If you look at the intelligence of most of these animals (e.g. elephants) and sea creatures (e.g. Dolphins), they are WAY more intelligent than us. Elephants have no telephones or Internet, yet they can communicate and identify the ‘sender’ over 10 kilometers by means of ultra-sonic sounds (www.elephantvoices.org)! Dolphins and whales have similar capabilities and their sounds travel up to 10 000 miles (www.journeynorth.org). Long before man could fly, many birds already started migrating huge distances all over the world e.g. the Steppe Buzzard comes all the way from Russia (According to National Geographic this migration applies to 4.5 million birds representing about 185 species – www.birding.krugerpark.co.za). Why do we not respect this superior intellectual and physical ability as opposed to treating them like ignorami and ‘jailing’ them?
Sadly there is the perception that not only are humans entitled to incarcerate wild life but that zoos are a form of entertainment – can you believe it? Well I hate to tell you, you better because here is what a highly educated person has to say (As quoted in Pinnock’s article): Dr Condy former director of the Johannesburg zoo, believes zoos ‘..are in the family recreation (read ‘entertainment’) business …. competing with Randburg Waterfront and Bruma Lake’. What a sad state of affairs!
Let’s look at a few animals and the areas they cover daily in the wild and of which we deprive them in our zoos:
LIONS – A pride’s area can cover between 20 to 400 sq. km. and, despite being depicted as lazy, they can walk between 80 and 200 km per day (www.reference.com; www.britannica.com; www.pictures-of-cats.org; www.proprofs.com)
ELEPHANTS – They can walk between 4 and 11 km and in some cases 48 km per day (www.berkeley.edu; www.peta.org)
The vast majority of elephants now in zoos were taken from their homes and families in the wild.
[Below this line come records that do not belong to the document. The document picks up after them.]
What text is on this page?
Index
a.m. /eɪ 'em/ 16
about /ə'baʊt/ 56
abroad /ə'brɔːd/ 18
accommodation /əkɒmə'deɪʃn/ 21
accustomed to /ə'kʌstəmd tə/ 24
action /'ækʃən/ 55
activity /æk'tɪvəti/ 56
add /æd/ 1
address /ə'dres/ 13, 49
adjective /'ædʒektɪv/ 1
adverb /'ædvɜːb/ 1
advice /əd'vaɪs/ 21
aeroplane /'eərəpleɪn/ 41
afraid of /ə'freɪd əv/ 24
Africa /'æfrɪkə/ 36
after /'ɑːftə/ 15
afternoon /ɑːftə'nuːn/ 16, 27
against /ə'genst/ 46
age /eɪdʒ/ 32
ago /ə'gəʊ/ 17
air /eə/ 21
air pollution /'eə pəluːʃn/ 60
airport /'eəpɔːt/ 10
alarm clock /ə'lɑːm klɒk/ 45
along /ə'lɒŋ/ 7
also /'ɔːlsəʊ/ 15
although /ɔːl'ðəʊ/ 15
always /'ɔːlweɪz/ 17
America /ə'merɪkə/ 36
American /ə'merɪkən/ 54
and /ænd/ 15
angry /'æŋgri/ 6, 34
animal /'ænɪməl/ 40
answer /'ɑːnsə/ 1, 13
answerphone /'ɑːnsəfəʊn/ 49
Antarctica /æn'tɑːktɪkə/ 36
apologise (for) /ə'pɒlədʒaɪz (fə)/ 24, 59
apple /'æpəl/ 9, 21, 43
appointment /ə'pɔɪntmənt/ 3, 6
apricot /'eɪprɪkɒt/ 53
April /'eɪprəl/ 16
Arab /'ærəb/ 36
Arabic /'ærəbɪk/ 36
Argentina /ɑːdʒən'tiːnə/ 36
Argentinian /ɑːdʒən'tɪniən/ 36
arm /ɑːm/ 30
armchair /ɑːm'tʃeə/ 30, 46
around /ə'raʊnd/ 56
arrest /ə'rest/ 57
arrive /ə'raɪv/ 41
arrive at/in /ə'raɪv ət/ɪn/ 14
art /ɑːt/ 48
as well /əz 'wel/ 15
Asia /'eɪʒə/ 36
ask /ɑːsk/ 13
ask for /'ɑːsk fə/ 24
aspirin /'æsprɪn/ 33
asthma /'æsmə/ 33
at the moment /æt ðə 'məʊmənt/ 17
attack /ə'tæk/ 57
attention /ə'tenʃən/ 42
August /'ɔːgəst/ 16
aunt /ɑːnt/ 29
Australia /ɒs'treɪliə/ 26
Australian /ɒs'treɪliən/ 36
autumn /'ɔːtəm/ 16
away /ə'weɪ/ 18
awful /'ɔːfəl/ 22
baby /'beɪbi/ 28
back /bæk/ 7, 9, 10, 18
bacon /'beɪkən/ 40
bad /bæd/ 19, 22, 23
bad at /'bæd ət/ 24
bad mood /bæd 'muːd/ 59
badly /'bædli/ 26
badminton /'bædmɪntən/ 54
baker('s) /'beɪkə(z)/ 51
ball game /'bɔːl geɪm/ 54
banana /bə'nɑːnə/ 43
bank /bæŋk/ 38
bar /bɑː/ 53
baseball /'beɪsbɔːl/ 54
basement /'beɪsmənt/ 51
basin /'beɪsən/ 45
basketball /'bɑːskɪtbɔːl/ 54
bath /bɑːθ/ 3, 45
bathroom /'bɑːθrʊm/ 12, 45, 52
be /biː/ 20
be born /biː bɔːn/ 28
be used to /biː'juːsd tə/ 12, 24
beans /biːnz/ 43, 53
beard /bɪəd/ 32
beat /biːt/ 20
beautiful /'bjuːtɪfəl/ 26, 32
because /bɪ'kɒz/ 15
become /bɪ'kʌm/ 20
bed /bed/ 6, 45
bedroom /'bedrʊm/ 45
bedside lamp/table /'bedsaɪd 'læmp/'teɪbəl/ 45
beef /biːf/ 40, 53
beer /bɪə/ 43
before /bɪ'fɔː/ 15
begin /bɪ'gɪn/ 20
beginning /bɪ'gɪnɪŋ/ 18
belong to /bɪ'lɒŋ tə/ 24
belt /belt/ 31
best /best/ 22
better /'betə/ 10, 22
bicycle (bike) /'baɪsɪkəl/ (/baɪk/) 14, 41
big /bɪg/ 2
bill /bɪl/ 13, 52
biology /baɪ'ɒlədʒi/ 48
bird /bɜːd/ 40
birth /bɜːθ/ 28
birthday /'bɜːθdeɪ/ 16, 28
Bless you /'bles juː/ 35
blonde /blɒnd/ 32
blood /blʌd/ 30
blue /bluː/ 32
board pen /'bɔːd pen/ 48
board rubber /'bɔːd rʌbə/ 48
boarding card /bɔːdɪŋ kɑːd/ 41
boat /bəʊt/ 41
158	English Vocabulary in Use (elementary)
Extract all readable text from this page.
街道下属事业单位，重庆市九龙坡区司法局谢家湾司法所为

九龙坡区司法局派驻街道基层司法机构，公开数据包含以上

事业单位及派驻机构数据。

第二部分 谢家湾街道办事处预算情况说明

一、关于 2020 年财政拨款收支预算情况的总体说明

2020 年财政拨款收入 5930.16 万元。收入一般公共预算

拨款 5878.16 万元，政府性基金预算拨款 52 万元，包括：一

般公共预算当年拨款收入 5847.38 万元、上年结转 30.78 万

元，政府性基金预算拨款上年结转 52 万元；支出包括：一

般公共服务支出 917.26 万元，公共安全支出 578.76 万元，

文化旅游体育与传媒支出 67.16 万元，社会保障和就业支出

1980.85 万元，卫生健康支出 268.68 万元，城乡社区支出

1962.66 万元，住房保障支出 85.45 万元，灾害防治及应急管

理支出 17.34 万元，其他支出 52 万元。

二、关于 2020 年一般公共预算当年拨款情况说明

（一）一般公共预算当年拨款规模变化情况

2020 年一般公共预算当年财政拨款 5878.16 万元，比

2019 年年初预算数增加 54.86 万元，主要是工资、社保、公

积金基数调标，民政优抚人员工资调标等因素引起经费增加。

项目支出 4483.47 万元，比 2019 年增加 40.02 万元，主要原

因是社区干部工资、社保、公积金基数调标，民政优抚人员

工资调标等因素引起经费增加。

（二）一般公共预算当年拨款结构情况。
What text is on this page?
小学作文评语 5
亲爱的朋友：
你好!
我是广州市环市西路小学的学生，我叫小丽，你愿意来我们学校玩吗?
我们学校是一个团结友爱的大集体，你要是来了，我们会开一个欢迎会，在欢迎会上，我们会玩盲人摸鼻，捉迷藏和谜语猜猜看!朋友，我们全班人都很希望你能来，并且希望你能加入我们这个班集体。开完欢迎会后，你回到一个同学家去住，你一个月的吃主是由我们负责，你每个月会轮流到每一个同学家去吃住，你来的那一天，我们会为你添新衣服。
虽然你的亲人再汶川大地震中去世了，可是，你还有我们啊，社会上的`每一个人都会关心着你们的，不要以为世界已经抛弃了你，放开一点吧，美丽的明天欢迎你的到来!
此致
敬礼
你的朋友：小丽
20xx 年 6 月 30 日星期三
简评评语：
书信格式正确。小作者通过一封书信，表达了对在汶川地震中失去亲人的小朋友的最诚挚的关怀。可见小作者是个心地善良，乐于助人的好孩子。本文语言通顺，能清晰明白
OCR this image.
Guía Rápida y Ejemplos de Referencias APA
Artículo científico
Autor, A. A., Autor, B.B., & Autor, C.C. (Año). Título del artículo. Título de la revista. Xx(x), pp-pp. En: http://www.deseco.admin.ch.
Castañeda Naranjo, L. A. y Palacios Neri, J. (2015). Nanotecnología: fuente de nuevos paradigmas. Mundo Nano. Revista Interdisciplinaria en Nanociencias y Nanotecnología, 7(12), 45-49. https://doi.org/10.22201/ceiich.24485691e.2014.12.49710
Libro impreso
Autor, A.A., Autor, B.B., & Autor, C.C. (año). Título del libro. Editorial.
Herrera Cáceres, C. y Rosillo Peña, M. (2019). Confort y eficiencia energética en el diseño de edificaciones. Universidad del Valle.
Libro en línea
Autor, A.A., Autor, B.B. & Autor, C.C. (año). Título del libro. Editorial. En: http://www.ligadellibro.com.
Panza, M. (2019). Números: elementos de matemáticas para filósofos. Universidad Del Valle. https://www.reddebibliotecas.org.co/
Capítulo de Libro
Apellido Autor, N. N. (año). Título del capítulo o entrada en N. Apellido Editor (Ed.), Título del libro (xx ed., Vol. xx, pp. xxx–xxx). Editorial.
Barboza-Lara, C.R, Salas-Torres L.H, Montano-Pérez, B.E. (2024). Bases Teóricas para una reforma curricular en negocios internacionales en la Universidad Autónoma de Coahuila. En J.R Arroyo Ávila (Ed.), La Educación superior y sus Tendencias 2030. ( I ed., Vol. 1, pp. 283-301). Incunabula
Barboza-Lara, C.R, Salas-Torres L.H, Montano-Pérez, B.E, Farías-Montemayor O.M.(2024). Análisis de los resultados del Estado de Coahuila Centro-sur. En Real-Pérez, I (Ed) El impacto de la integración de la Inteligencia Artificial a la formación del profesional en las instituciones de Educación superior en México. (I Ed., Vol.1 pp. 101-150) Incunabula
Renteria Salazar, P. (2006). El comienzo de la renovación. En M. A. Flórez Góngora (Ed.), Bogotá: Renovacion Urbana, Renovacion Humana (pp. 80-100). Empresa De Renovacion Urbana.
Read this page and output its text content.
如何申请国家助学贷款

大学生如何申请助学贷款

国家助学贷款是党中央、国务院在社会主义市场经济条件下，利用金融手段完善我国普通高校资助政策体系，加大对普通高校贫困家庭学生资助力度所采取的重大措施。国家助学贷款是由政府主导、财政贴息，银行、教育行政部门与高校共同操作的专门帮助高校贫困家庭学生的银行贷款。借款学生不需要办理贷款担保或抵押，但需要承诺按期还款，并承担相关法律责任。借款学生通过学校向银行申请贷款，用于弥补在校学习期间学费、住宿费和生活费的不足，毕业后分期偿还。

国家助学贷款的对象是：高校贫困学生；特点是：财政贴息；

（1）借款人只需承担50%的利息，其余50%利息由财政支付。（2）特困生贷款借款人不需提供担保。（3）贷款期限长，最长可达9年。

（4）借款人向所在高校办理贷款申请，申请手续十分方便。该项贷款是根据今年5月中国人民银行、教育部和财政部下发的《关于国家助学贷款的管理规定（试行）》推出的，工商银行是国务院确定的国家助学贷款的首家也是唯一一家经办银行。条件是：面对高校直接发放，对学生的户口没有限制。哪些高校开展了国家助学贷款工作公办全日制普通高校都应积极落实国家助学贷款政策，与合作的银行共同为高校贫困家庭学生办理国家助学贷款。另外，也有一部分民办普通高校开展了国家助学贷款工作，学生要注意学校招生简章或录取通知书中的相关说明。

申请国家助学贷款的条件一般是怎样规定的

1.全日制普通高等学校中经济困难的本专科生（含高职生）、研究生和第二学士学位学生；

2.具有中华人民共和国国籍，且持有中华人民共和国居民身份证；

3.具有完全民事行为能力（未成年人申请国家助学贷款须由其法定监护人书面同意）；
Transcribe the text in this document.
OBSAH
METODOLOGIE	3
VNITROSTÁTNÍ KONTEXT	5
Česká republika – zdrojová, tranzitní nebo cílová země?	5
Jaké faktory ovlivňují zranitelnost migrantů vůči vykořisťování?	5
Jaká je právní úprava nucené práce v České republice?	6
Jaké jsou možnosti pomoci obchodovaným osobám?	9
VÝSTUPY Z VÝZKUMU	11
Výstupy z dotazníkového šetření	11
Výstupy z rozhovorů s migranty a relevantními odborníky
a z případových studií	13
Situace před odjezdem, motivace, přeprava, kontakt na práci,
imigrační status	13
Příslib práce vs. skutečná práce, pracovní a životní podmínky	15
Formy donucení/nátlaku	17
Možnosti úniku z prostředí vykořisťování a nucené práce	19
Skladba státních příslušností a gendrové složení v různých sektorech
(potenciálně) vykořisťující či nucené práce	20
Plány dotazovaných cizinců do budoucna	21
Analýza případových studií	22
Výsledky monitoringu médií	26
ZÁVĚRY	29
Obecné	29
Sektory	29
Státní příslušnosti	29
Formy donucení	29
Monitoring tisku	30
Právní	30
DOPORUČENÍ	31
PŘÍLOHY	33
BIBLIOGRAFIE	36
Zoos rob elephants of their most basic needs, including extended social relationships and the opportunity to walk long distances. … and travelling as far as 30 miles a day’.
SPRINGBOK – male territory is between 10 and 70 hectare (25 – 173 acres)(en.wikipediea.org)
RHINO – The range a rhino requires is 5 sq miles and they walk up to 10 miles per day (www.animalfactsencylopedia.com)
So do yourself a favour – next time you have the misfortune to visit a zoo, think of the above space they require and compare it with what we’ve given them …. and hang your head in shame.
The one argument that gets repeated ad nauseam is the one of endangered species and rehabilitation. Given the changes mentioned above re the increased number of game reserves, this is by and large a fallacious argument and most of the animals and birds in zoos are not endangered. Furthermore non-endemic creatures should never be/have been kept in zoos e.g. a polar beer in Johannesburg!
Once you’ve convinced yourself of the de-merits of zoos, go to one of these game reserves and learn not only about the highly visible animals, but different grass types, the symbiotic relationship between wasps and certain fruits, ants and butterflies, etc. If you do this your respect for wild life and nature will grow and you’ll never visit a zoo, aviary or aquarium again and you’ll find any form of captivity abhorrent.